Bird Watching – Considering the Greatest-Ever Films By Women
3. Beau Travail, Claire Denis (1999)
I think Claire Denis is the best film director working today, from any country, male or female. I know this is almost an unfair statement to make, no matter who one thinks deserves the title—the goals and styles of various filmmakers are so different (and, for that matter, I’m hardly familiar with every filmmaker on the planet). But no one makes films that make me feel the way Denis’s films do. Every time, I want to watch again immediately to try to grasp hold of her methods, to see how she does what she does. Her films have surreal elements of construction even while focusing tightly on the real physical world; they layer the intense individual emotions of characters on top of complex socio-political settings without exposition for the audience. You have to dive in and flow with what she gives you. The films are gorgeous to look at and maddening to feel, in the best possible way.
Beau Travail, a tale of life-crushing jealousy among a unit of the French Foreign Legion stationed in Djibouti in punishing conditions, encompasses everything that is entrancing and bewildering about Denis’s work. The film received significant critical praise upon its release, and is considered the highlight of her career so far.
4. After the Wedding, Susanne Bier (2006)
No one does raw human drama like Susanne Bier does. In that capacity, After the Wedding is one of the finest films I’ve ever seen. The plot—involving a crumbling family and hidden secrets, old and new, coming to light—would easily have tipped into melodrama in less capable hands. Bier produces a profound exploration of people facing their true inner selves as they are confronted by unexpected circumstances. It earned her a nomination for Best Foreign Film at the Academy Awards that year.
The films on the Sight & Sound list are, I believe without exception, the sort made up of highly composed shots, filled with tableaux, intensely interested in color, or light and shadow, or angles…they are the films we might describe as being especially “cinematic.” Bier’s visual style is much more contemporary, with handheld camerawork and significant reliance on close-ups. I hope that as time goes on, and the number of respected films made with that sort of intimate and dynamic cinematography only grows, it will be accepted as an element that can contribute to a truly “great” film.

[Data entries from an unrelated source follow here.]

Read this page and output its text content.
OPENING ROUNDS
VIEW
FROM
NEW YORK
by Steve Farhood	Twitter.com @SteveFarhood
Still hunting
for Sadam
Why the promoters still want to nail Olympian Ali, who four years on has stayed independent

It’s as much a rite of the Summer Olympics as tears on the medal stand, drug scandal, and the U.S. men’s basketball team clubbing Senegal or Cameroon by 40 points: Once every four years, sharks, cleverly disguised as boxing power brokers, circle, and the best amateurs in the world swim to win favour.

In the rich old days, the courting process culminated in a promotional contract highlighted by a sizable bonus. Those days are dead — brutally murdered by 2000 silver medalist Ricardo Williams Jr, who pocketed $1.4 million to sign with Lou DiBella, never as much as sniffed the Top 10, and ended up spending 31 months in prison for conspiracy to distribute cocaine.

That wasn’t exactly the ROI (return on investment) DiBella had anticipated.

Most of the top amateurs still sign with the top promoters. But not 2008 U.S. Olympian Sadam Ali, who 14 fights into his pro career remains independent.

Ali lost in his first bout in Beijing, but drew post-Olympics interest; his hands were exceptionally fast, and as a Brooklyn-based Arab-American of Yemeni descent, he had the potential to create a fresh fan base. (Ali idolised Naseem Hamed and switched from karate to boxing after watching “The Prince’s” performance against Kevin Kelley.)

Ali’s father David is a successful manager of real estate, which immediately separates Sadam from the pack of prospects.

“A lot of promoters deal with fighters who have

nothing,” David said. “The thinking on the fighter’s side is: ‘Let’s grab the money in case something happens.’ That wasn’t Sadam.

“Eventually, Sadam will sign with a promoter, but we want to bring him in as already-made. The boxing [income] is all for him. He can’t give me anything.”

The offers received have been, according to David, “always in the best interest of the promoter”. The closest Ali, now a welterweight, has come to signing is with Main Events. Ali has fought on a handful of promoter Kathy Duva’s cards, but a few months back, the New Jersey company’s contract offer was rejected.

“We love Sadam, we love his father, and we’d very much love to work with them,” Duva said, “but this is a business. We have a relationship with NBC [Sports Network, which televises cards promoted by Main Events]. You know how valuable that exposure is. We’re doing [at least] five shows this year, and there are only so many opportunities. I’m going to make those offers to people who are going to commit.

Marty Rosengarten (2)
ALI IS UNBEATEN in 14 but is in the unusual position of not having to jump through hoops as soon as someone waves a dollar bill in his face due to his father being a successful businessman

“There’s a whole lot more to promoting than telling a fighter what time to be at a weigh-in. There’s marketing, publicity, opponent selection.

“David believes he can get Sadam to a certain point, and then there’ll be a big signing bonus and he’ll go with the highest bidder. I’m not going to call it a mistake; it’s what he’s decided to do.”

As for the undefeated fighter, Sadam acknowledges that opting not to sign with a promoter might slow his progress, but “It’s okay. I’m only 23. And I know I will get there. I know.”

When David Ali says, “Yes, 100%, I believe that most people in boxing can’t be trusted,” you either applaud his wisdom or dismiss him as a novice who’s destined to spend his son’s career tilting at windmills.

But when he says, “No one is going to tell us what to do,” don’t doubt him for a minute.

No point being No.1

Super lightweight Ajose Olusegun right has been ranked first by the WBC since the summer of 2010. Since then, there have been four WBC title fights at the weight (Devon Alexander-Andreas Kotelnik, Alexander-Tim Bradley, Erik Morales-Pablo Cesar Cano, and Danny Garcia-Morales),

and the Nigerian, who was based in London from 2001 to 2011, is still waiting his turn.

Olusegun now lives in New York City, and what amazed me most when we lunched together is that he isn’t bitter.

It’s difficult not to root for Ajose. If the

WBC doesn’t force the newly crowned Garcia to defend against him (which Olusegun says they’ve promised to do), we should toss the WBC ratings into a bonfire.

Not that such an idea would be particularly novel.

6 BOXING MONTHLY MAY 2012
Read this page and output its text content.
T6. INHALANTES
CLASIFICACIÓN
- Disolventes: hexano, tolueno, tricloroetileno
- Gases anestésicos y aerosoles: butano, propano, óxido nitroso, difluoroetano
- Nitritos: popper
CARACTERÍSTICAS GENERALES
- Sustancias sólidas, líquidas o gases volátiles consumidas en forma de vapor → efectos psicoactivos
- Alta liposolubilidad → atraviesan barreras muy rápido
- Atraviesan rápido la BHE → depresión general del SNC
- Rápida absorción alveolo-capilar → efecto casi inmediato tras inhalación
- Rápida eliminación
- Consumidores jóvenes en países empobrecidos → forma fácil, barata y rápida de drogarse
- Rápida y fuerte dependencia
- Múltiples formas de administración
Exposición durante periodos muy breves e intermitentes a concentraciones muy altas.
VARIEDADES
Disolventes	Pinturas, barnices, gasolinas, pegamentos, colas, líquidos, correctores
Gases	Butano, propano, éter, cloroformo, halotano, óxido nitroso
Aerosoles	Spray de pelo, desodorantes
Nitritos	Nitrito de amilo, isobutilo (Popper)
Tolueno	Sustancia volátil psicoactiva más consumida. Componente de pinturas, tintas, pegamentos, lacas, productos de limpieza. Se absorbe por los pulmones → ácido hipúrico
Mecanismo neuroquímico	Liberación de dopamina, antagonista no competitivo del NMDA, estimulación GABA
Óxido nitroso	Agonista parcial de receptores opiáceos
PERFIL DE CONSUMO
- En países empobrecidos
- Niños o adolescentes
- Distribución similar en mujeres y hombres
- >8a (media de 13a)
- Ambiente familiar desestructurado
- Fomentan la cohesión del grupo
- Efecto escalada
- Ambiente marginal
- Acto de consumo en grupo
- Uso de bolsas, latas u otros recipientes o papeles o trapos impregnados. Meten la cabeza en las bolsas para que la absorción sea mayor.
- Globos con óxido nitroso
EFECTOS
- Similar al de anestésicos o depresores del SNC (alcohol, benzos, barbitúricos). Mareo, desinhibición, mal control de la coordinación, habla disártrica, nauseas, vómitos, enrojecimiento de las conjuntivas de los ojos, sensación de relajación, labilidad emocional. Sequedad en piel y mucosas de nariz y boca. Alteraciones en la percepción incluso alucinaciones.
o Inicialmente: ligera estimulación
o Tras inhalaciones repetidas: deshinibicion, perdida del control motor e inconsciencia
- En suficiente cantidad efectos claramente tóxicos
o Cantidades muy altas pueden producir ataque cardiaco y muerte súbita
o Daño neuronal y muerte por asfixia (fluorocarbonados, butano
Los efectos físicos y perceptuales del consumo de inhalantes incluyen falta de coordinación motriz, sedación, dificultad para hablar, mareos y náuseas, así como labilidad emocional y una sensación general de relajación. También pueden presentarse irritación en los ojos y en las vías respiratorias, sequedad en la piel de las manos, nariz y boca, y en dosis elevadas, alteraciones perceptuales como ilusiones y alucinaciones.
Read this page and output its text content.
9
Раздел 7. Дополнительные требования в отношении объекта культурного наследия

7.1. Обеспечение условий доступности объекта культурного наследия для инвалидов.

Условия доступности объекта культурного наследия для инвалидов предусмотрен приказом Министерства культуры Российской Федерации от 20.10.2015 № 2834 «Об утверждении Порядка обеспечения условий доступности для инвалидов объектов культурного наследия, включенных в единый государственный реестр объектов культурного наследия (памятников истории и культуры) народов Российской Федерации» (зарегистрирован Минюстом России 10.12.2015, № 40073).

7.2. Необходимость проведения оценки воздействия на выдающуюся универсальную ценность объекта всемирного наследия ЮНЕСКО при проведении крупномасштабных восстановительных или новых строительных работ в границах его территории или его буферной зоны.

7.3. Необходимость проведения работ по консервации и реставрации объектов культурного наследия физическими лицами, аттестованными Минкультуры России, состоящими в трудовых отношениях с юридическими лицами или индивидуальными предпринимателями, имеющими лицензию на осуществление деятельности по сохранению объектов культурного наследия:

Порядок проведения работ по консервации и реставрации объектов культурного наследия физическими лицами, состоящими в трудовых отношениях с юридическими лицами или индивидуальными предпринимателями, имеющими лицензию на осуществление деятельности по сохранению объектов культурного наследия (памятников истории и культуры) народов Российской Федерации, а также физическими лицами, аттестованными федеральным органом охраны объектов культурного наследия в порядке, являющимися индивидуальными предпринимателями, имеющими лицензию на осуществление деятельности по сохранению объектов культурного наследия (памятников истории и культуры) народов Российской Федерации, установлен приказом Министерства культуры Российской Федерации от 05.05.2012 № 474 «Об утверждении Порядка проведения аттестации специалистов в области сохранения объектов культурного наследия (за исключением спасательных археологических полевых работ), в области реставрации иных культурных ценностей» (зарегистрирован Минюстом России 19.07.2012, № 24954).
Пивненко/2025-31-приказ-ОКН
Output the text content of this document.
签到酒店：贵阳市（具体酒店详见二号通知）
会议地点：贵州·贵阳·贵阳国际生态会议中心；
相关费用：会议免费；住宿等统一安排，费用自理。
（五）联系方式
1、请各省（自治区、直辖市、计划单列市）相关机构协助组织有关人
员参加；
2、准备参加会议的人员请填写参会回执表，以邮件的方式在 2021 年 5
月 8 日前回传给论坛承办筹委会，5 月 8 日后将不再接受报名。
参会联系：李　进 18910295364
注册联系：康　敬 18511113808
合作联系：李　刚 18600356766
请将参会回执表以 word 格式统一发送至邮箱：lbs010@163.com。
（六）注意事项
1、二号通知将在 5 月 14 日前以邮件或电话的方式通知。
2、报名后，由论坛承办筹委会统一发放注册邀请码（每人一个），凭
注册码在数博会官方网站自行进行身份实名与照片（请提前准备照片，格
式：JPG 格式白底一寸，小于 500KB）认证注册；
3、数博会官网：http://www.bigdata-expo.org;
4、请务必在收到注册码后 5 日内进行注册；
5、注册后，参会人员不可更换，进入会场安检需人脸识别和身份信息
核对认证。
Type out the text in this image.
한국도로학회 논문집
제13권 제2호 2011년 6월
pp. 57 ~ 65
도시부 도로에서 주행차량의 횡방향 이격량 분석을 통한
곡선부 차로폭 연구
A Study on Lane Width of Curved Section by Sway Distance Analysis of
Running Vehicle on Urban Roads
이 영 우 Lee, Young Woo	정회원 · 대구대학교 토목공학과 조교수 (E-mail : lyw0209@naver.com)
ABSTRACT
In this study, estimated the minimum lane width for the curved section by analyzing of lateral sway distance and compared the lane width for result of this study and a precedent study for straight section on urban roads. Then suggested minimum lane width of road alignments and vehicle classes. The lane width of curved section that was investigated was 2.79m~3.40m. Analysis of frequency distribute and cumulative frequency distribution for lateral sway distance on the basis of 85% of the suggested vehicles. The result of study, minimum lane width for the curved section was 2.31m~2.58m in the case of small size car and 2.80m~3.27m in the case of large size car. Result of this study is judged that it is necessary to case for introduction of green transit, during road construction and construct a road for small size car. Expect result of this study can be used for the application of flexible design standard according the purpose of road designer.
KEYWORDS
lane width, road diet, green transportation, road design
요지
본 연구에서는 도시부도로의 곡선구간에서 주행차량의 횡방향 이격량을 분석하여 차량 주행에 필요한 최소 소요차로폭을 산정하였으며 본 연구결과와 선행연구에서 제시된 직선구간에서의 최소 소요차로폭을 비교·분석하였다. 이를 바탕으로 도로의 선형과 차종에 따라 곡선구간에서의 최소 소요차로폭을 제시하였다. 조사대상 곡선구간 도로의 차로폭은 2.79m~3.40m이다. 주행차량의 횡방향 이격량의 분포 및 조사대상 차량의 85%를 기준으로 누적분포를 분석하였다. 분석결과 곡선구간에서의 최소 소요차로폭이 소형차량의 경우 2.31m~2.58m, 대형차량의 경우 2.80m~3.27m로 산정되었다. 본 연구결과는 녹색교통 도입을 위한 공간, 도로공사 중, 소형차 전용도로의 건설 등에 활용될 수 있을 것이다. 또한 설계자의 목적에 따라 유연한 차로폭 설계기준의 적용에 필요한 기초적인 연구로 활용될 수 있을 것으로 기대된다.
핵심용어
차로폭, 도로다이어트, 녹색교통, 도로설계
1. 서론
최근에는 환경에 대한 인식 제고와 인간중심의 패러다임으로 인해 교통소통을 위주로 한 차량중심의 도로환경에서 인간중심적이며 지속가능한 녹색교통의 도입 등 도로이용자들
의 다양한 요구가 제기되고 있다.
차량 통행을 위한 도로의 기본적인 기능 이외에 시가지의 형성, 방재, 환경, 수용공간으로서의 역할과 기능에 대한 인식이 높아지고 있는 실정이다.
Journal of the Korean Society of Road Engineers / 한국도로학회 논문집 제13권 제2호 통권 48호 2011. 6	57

5. Seven Beauties, Lina Wertmüller (1975)
Seven Beauties is the weirdest film I’ve ever seen. Sorry, David Lynch—whose Mulholland Dr. sits at #28 on the list, the newest film to make the cut—you’ve got nothing on this dark, twisted tale. Wertmüller was the first woman ever to be nominated for the Best Director Oscar, and it was for this film. Set in and around WWII, it follows Italian blowhard Pasqualino, an abhorrent main character if there ever was one, through such a series of macabre misadventures—including a stint in a garish through-the-looking-glass version of a concentration camp—that ultimately we’re forced to root for the guy, having no other choice but to resist the indignities and violence thrust upon him, no matter how horrid he is. Wertmüller’s narrative skips around in time; her set pieces vary from seeming like a page from a storybook to a routine from a musical to a nightmare circle of Dante’s hell. Add in a four-and-a-half minute spoken word prologue and the single most disturbing sex scene I’ve ever seen, and the resulting oddity has to be seen to be believed.
I’m not familiar with much of Wertmüller’s other work, but it is this type of grand artistic vision that I think of when I’m frustrated by yet another implication that women filmmakers are only fit to make romantic comedies and an occasional drawing room drama.
This year, there were many changes to Sight & Sound‘s list, as they opened up the ranks of contributors. I hope that when we inevitably argue in the film community about the list’s next iteration, among the changes, another woman or two will have been accepted for her greatness.